Hardnose was what Vince called her when she was a child, supposedly because of her stubbornness and her “cute little nose,” though she often wondered if the real reason was that he saw her so rarely that he had trouble remembering her name. It was a low blow for her mom to call her that.
“And you think I can do that by showing a little cleavage,” Eve said.
“It couldn’t hurt. But that’s definitely how your character on the series should dress.”
That was Eve’s nightmare of what the TV series would be, if it ever happened. It was a big reason why she wanted Duncan to become the show’s technical adviser when he retired from the LASD.
“Hell no,” Eve said.
“Why not? She’s fictional.”
“She’s me.”
“People know the difference between fiction and reality.”
Eve felt the tightness in her shoulders rise up her neck to the base of her skull. “You just argued that they don’t.”
“No I didn’t. Where did you get that idea? If you want to look drab and sexless and never get laid, fine. But why shouldn’t your character be a knockout?”

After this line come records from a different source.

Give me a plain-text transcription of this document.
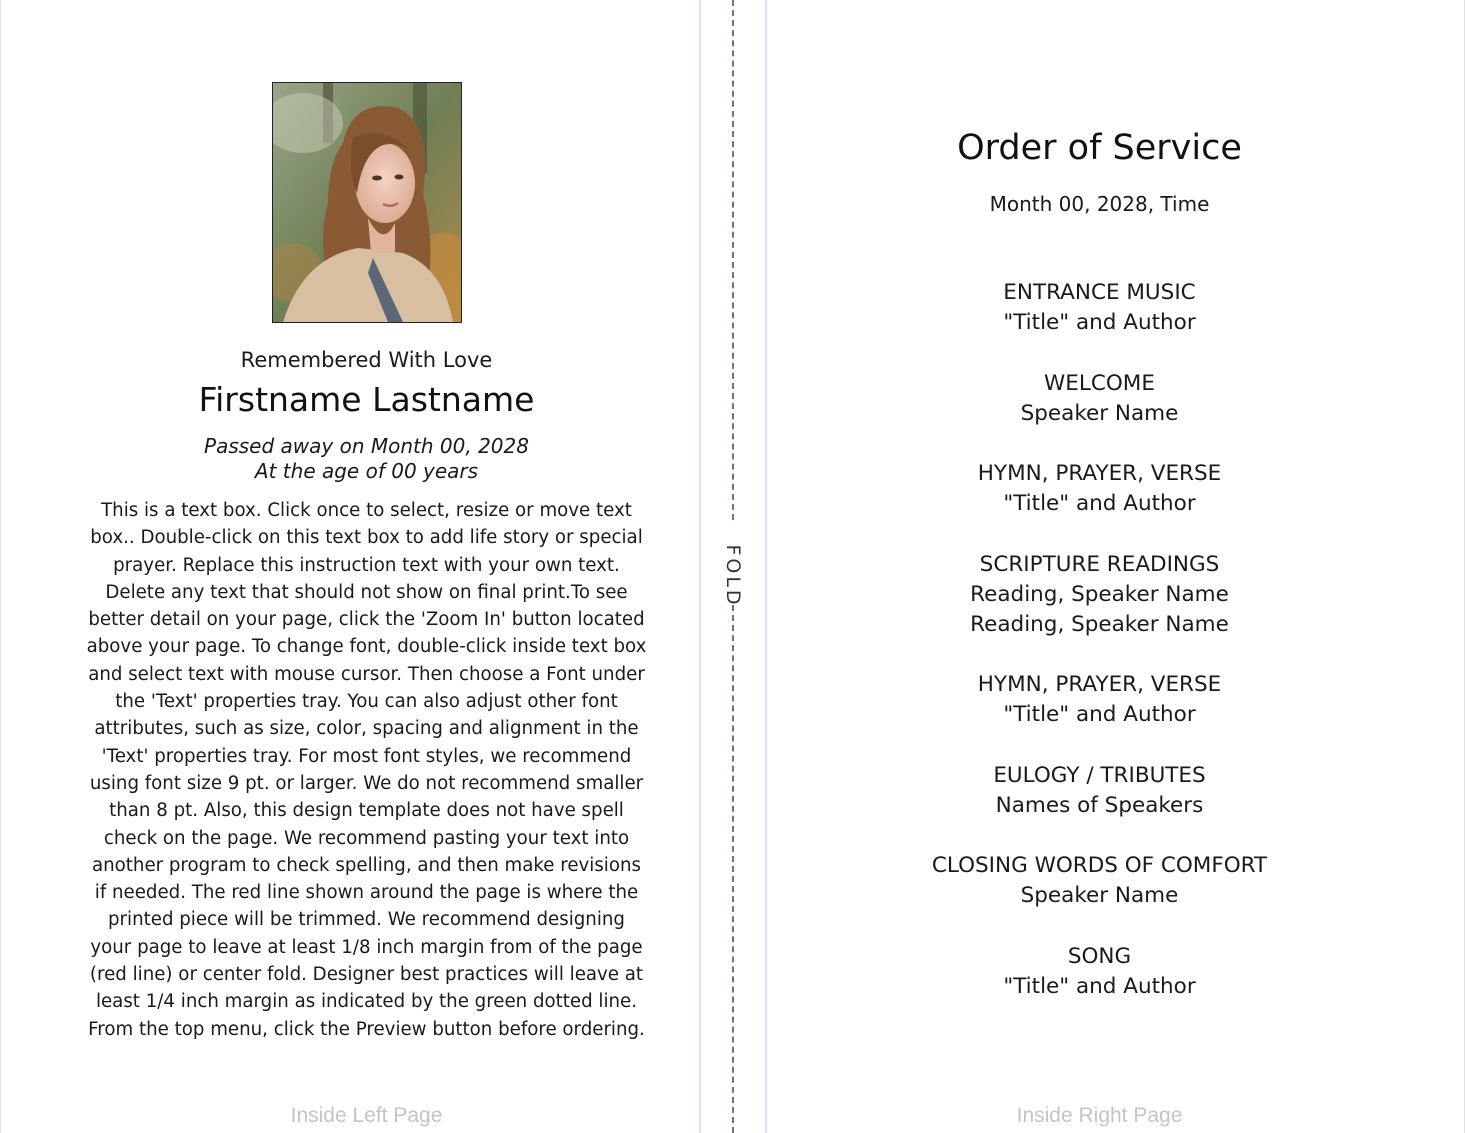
FOLD
Remembered With Love
Firstname Lastname
Passed away on Month 00, 2028
At the age of 00 years
This is a text box. Click once to select, resize or move text box.. Double-click on this text box to add life story or special prayer. Replace this instruction text with your own text. Delete any text that should not show on final print.To see better detail on your page, click the 'Zoom In' button located above your page. To change font, double-click inside text box and select text with mouse cursor. Then choose a Font under the 'Text' properties tray. You can also adjust other font attributes, such as size, color, spacing and alignment in the 'Text' properties tray. For most font styles, we recommend using font size 9 pt. or larger. We do not recommend smaller than 8 pt. Also, this design template does not have spell check on the page. We recommend pasting your text into another program to check spelling, and then make revisions if needed. The red line shown around the page is where the printed piece will be trimmed. We recommend designing your page to leave at least 1/8 inch margin from of the page (red line) or center fold. Designer best practices will leave at least 1/4 inch margin as indicated by the green dotted line. From the top menu, click the Preview button before ordering.
Inside Left Page
Order of Service
Month 00, 2028, Time
ENTRANCE MUSIC
"Title" and Author
WELCOME
Speaker Name
HYMN, PRAYER, VERSE
"Title" and Author
SCRIPTURE READINGS
Reading, Speaker Name
Reading, Speaker Name
HYMN, PRAYER, VERSE
"Title" and Author
EULOGY / TRIBUTES
Names of Speakers
CLOSING WORDS OF COMFORT
Speaker Name
SONG
"Title" and Author
Inside Right Page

Eve kept her voice even so her reply wouldn’t come across as patronizing. She really, really wanted her mom to understand her reasons.
“Because if the TV show happens, I have to live with how I am portrayed, and it’s not going to be as a detective with terrific cleavage and a great arrest rate.”

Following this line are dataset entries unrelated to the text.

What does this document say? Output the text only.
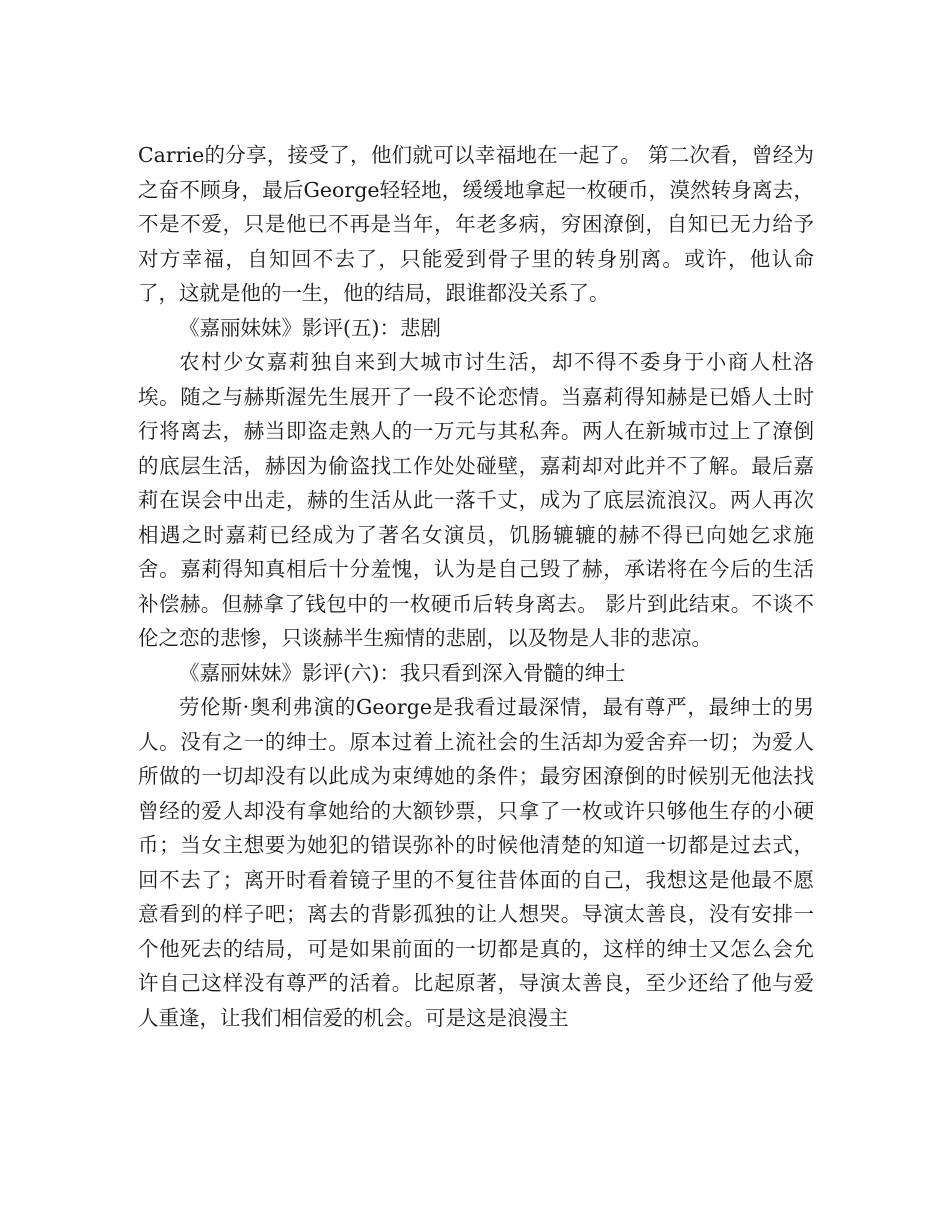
Carrie的分享，接受了，他们就可以幸福地在一起了。 第二次看，曾经为之奋不顾身，最后George轻轻地，缓缓地拿起一枚硬币，漠然转身离去，不是不爱，只是他已不再是当年，年老多病，穷困潦倒，自知已无力给予对方幸福，自知回不去了，只能爱到骨子里的转身别离。或许，他认命了，这就是他的一生，他的结局，跟谁都没关系了。

《嘉丽妹妹》影评(五)：悲剧

农村少女嘉莉独自来到大城市讨生活，却不得不委身于小商人杜洛埃。随之与赫斯渥先生展开了一段不论恋情。当嘉莉得知赫是已婚人士时行将离去，赫当即盗走熟人的一万元与其私奔。两人在新城市过上了潦倒的底层生活，赫因为偷盗找工作处处碰壁，嘉莉却对此并不了解。最后嘉莉在误会中出走，赫的生活从此一落千丈，成为了底层流浪汉。两人再次相遇之时嘉莉已经成为了著名女演员，饥肠辘辘的赫不得已向她乞求施舍。嘉莉得知真相后十分羞愧，认为是自己毁了赫，承诺将在今后的生活补偿赫。但赫拿了钱包中的一枚硬币后转身离去。 影片到此结束。不谈不伦之恋的悲惨，只谈赫半生痴情的悲剧，以及物是人非的悲凉。

《嘉丽妹妹》影评(六)：我只看到深入骨髓的绅士

劳伦斯·奥利弗演的George是我看过最深情，最有尊严，最绅士的男人。没有之一的绅士。原本过着上流社会的生活却为爱舍弃一切；为爱人所做的一切却没有以此成为束缚她的条件；最穷困潦倒的时候别无他法找曾经的爱人却没有拿她给的大额钞票，只拿了一枚或许只够他生存的小硬币；当女主想要为她犯的错误弥补的时候他清楚的知道一切都是过去式，回不去了；离开时看着镜子里的不复往昔体面的自己，我想这是他最不愿意看到的样子吧；离去的背影孤独的让人想哭。导演太善良，没有安排一个他死去的结局，可是如果前面的一切都是真的，这样的绅士又怎么会允许自己这样没有尊严的活着。比起原著，导演太善良，至少还给了他与爱人重逢，让我们相信爱的机会。可是这是浪漫主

“Why not? That should be your real-life goal. Why wouldn’t you want to be a great-looking, successful cop? Are you striving to be a drab failure? I don’t understand you at all.”
Eve felt the spike of pain jamming into her head, so she massaged the back of her neck with her free hand. It was like trying to massage granite. “I can’t have this conversation now.”
“Why not? What else do you have to do?”
“You just saw the news,” Eve said, gesturing to her TV, even though it was off and she was the only one in the room. “I have that to do.”
“You want to close your case fast? Use your undercover wardrobe and the boob tape. You’ll thank me later. Sweet dreams, honeybunch.”
Jen hung up and Eve thought her head might explode.
Eve took a scorching-hot shower to loosen her muscles, dried herself off, put on her bathrobe, then got on the bed again and opened her laptop. She checked her emails and found links to download all the video footage she’d asked for that day from both the supermarket and the Vista Grande guard gate.
She started by watching the video from the supermarket again, from the moment that Paul Colter burst in, holding the gun, and headed for the liquor aisle. Panicked customers and employees fled or took cover behind checkout counters or food displays. Grayson Mumford headed straight for Colter, ducking into an aisle at the last moment to avoid being seen by the gunman, who was only a few feet away.
Eve saw and heard Colter demand that she show herself, and when she did, he turned to her, his gun not quite raised but not quite loose at his side, either. Grayson stepped out of hiding and shot him. It was a brave thing for Grayson to do, she had to give him that.